Now let's create an example that uses the `Accelerator` tool to train a model on the IMDB dataset for sentiment classification.

In [14]:
from transformers import BertTokenizer, BertForSequenceClassification, DataCollatorWithPadding
from datasets import load_dataset
import torch
from torch.utils.data import DataLoader, Dataset
from torch.optim import AdamW
from accelerate import Accelerator

# Load the dataset
dataset = load_dataset('imdb', split='train[:10%]')

# Initialize the tokenizer
tokenizer = BertTokenizer.from_pretrained('bert-base-uncased')

# Tokenization and data preparation function
def preprocess_function(examples):
    # Tokenize the text and ensure tensor conversion happens here
    tokenized_output = tokenizer(examples['text'], truncation=True, padding="max_length", max_length=512, return_tensors='np')
    return tokenized_output

# Apply preprocessing to tokenize dataset
tokenized_data = dataset.map(preprocess_function, remove_columns=['text'], batched=True)

# create data collator
data_collator = DataCollatorWithPadding(tokenizer=tokenizer)

# DataLoader with default settings
data_loader = DataLoader(tokenized_data, batch_size=2, shuffle=True,  collate_fn=data_collator)

# Load BERT for sequence classification
model = BertForSequenceClassification.from_pretrained('bert-base-uncased', num_labels=2)

# Define the optimizer
optimizer = AdamW(model.parameters(), lr=5e-5)

# Initialize Accelerator
accelerator = Accelerator()
model, optimizer, data_loader = accelerator.prepare(model, optimizer, data_loader)

# Training loop
for epoch in range(1):  # One epoch for demonstration
    for i, batch in enumerate(data_loader):
        data = {k: v for k, v in batch.items()}
        outputs = model(**data)
        loss = outputs.loss
        accelerator.backward(loss)
        optimizer.step()
        optimizer.zero_grad()
        if i % 20 == 0:
            print(f"Loss: {loss.item()}")
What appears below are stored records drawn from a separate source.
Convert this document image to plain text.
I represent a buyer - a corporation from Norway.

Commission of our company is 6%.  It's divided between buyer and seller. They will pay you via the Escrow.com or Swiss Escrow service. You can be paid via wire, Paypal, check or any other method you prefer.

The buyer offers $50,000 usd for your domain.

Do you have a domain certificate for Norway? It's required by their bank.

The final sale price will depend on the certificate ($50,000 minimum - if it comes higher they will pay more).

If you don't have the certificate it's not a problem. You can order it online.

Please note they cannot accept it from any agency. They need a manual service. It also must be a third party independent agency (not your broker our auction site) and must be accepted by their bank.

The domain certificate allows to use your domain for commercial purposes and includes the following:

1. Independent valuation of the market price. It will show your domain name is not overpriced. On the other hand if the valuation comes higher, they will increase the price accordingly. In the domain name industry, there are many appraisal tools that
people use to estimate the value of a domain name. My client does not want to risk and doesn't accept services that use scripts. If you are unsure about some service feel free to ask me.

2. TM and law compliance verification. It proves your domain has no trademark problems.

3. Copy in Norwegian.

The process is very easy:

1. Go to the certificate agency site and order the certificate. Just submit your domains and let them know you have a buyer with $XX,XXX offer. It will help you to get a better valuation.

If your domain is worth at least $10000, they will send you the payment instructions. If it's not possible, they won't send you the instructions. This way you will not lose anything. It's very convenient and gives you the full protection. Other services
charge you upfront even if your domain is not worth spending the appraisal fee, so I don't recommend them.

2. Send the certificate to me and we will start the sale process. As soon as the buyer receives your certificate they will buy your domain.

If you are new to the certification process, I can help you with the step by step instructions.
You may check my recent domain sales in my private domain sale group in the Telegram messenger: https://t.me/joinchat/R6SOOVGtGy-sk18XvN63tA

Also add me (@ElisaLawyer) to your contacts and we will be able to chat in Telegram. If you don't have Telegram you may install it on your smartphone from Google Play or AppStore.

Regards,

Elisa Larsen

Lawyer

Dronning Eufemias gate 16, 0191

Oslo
Some weights of BertForSequenceClassification were not initialized from the model checkpoint at bert-base-uncased and are newly initialized: ['classifier.bias', 'classifier.weight']
You should probably TRAIN this model on a down-stream task to be able to use it for predictions and inference.


Loss: 0.8140441179275513
Loss: 0.014169598929584026
Loss: 0.0032063524704426527
Loss: 0.0017942762933671474
Loss: 0.0013011569390073419
Loss: 0.0010204471182078123
Loss: 0.0008431096794083714
Loss: 0.0006774751236662269
Loss: 0.00046975305303931236
Loss: 0.00035428686533123255
Loss: 0.00030852516647428274
Loss: 0.00023880728986114264
Loss: 0.00020591284555848688
Loss: 0.00017510310863144696
Loss: 0.00014232576359063387
Loss: 0.00013135997869540006
Loss: 0.00010662701970431954
Loss: 9.25617350731045e-05
Loss: 9.101210162043571e-05
Loss: 7.599303353345022e-05
Loss: 7.396662840619683e-05
Loss: 7.104620453901589e-05
Loss: 6.329812458716333e-05
Loss: 5.829164365422912e-05
Loss: 5.721882189391181e-05
Loss: 5.358314228942618e-05
Loss: 5.096067616250366e-05
Loss: 4.869580880040303e-05
Loss: 4.708655978902243e-05
Loss: 4.4404474465409294e-05
Loss: 4.1722378227859735e-05
Loss: 4.404685751069337e-05
Loss: 3.8980677345534787e-05
Loss: 3.832505171885714e-05
Loss: 3.7252208130666986e-05
Loss: 3.5642

- **Dataset Loading and Processing**: Loads the IMDB dataset and processes it with a tokenizer to make it suitable for BERT.
- **Model and Optimizer Setup**: A BERT model is initialized along with an AdamW optimizer.
- **Accelerator Integration**: The model, optimizer, and dataset are prepared with the `Accelerator`. This step is crucial as it configures the model and other components to use the appropriate hardware and optimizations (like mixed precision).
- **Training Loop**: The model is trained with a simple loop, using `Accelerator` to handle device-specific operations and optimizations transparently.